Recomendación #5

Incendies

Filme canadiense de 2010 dirigido por Denis Villenueve, basado en la obra de teatro con el mismo título, escrita por Wajdi Mouawad.
Como telón de fondo y bajo una escena sin prisa, la cámara se acerca a una marca a manera de tatuaje, vemos tres puntos en un talón, talón sobre el que cae el cabello de un niño que, poco a poco en una secuencia envolvente irá develando su cuerpo y rostro. Un acercamiento nos hace encontrarnos ante una mirada profunda, quizás desafiante y que ominosamente produce la sensación de sentirnos mirados. Esa marca, a lo largo de la película será el entretejido enigmático que llevará al recorrido de distintas huellas y cicatrices, a la concatenación de tiempos transgeneracionales ceñidos al dolor, al secreto y al susurro de una verdad que se irá develando de forma avasallante.

A diferencia de la obra de teatro, donde la lectura va dando vida a una especie de voces en off casi fantasmáticas, el material filmográfico que respeta varios diálogos del texto original, va llevando de manera magistral, a través de varios pequeños capítulos o escenas, la historia de Jeanne y Simón. Mellizos canadienses que después de la muerte de su madre, se encontrarán frente al abogado quien al hacer lectura del testamento entregará dos cartas, una dirigida a su padre que hasta entonces lo creían héroe y muerto, y otra para un hermano, del cual desconocían su existencia. Lo que heredan, es a riesgo de ir tras su historia y develar lo que su madre no pudo hilvanar en palabra, convirtiéndose en un silencio total durante sus últimos 5 años de vida.
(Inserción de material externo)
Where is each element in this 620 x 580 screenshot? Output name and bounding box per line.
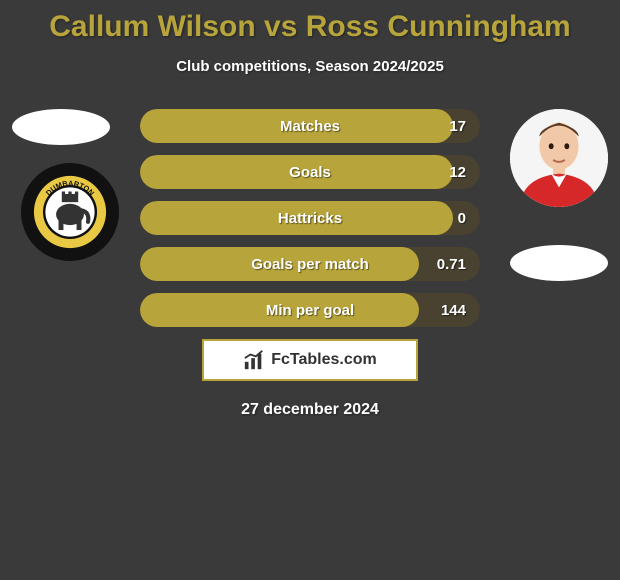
chart-icon (243, 349, 265, 371)
stat-row: Goals12 (140, 155, 480, 189)
left-club-badge: DUMBARTON (21, 163, 119, 261)
stat-value-right: 0.71 (437, 256, 466, 273)
stat-value-right: 0 (458, 210, 466, 227)
stat-rows: Matches17 Goals12 Hattricks0 Goals per matc… (140, 109, 480, 327)
stat-label: Hattricks (140, 210, 480, 227)
stat-row: Hattricks0 (140, 201, 480, 235)
date-line: 27 december 2024 (0, 401, 620, 419)
stats-area: DUMBARTON Matches17Goals12H (0, 109, 620, 327)
stat-value-right: 17 (449, 118, 466, 135)
stat-row: Min per goal144 (140, 293, 480, 327)
stat-label: Matches (140, 118, 480, 135)
left-player-photo-placeholder (12, 109, 110, 145)
right-player-photo (510, 109, 608, 207)
brand-text: FcTables.com (271, 351, 377, 369)
subtitle: Club competitions, Season 2024/2025 (0, 58, 620, 75)
stat-label: Goals per match (140, 256, 480, 273)
player-avatar-icon (510, 109, 608, 207)
stat-label: Goals (140, 164, 480, 181)
stat-row: Matches17 (140, 109, 480, 143)
page-title: Callum Wilson vs Ross Cunningham (0, 0, 620, 44)
stat-row: Goals per match0.71 (140, 247, 480, 281)
brand-box[interactable]: FcTables.com (202, 339, 418, 381)
stat-value-right: 12 (449, 164, 466, 181)
club-badge-icon: DUMBARTON (29, 171, 111, 253)
stat-value-right: 144 (441, 302, 466, 319)
stat-label: Min per goal (140, 302, 480, 319)
right-club-logo-placeholder (510, 245, 608, 281)
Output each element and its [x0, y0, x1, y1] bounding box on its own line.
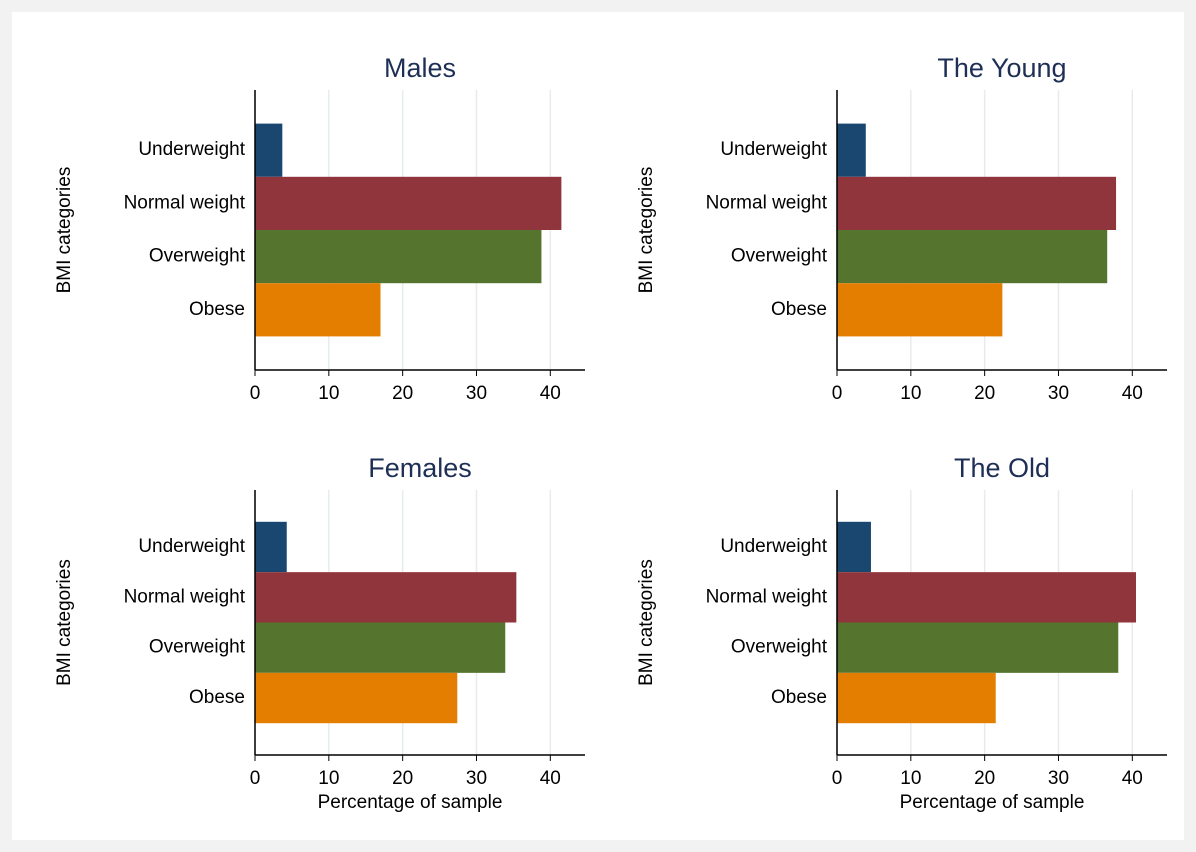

Una vez tomadas las cartas y tras un viaje al pueblo de Nawal, nombre de su madre, se entrelazarán otros tiempos para hacer surgir el pasado en un territorio marcado por la guerra civil libanesa, sitiada por una mirada de odio, masacre y posturas totalitarias entrecruzadas por la religión; de ello emerge también la historia de Nawal, mujer perdida en una búsqueda por un hijo primogénito que le fue arrancado, búsqueda que sin saberlo, la hace encontrarse de forma “azarosa” con él en medio del encierro en la cárcel y lo traumático que le resulta el escuchar la tortura cotidiana, así como vivirla en carne propia a manos de un verdugo que no ha buscado y ante el cual, como en un acto sublime intenta ensordecer el dolor a través de su canto, mismo que le da también su mote: “la mujer que canta”. El verdugo es también el hijo. Un hijo, que no sabe que está violando a su madre y una madre que no sabe que su violador es el hijo que buscaba, un hijo marcado por el desamparo, la orfandad y la guerra. Nawal lo sabrá hasta 15 años después cuando intempestivamente se encuentra de frente a esos 3 puntos en el talón de una adulto que, al mirar su rostro, la deja subsumida en el silencio más estridente, pues el rostro del hijo que había buscado, es el mismo rostro del soldado-torturador-violador y también padre de sus dos hijos gemelos.

Simón y Jeanne, en una ecuación desgarradora descubren que 1 puede ser 2. Descubren su historia y con ello el vuelco brutal que ha dado ésta. Ninguno de los dos podrá volver a ser el mismo. Una promesa hecha por su madre a la abuela, los vincula, la promesa de hablar, de escribir, relatar -romper el hilo-, dar vida ahora a la posibilidad de quizá reelaborar el tiempo por-venir.